Acurox was licensed to King Pharmaceuticals in October 2007 as part of a three product deal for tamper resistant opioid drugs and is forecast to have sales of $111m by 2014, although this figure may now fall. The drug is based on Acura’s proprietary Aversion Technology platform, which combines niacin with oxycodone, to produce the unpleasant sensation of hot flushes if a person has excessive doses of drug.  The company claims this has the benefit of deterring all methods of opioid abuse, including the most difficult to counter, excess pill taking.

Regulatory loophole

When a new PDUFA date is decided for Acura, what the drug has on its side is that as an IR product it is not subject to the tough risk evaluation and mitigation strategies (REMS) that the FDA has decided all marketed ER opioid drugs must have in place.

In February, the agency wrote to 16 manufacturers of opioid products asking them to come up with REMS to reduce risks and ensure that patients with legitimate need for the drugs would continue to have appropriate access.
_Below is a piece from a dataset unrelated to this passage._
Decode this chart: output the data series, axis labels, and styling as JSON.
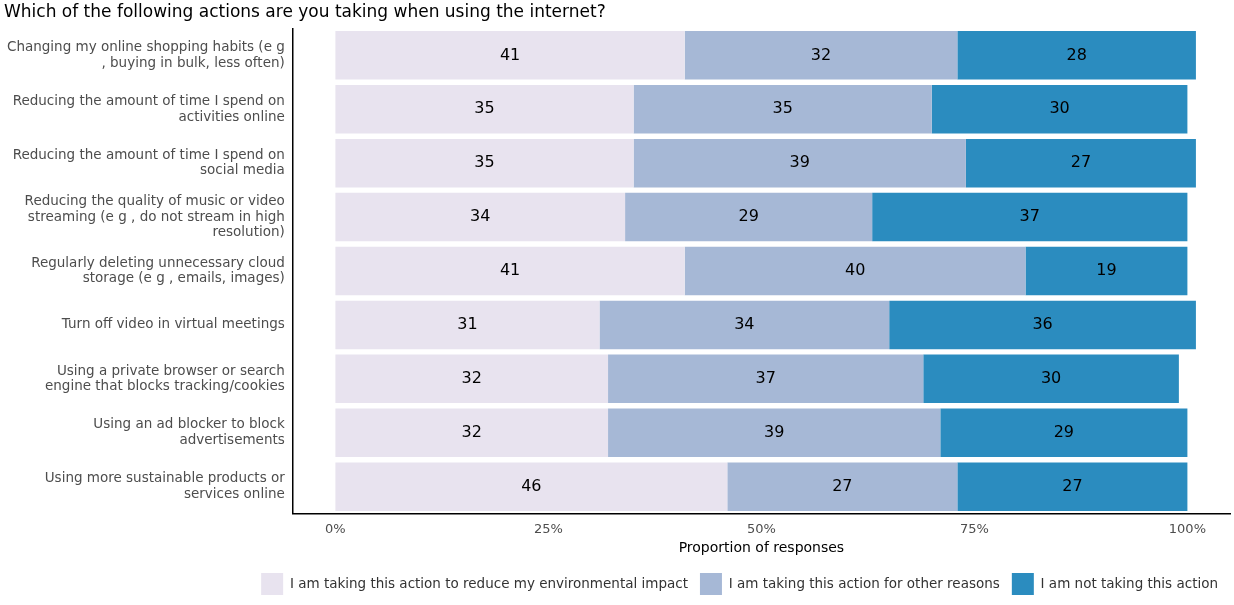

The measures stem from the high incidence of abuse of drugs such as OxyContin.

Without the need for an REMS Acurox could have a new PDUFA date of the end of the year and theoretically be on the market by the first quarter of 2010, making it the first tamper proof IR drug on the market.

However, the worry is that the FDA’s current focus on ER products could simply shift the abuse problem to the largely generic IR end of the market, meaning the regulator may in time be forced to consider requesting IR drugs to have REMS in place as well. This means that any new drugs in development may not face such a relatively simple path to approval.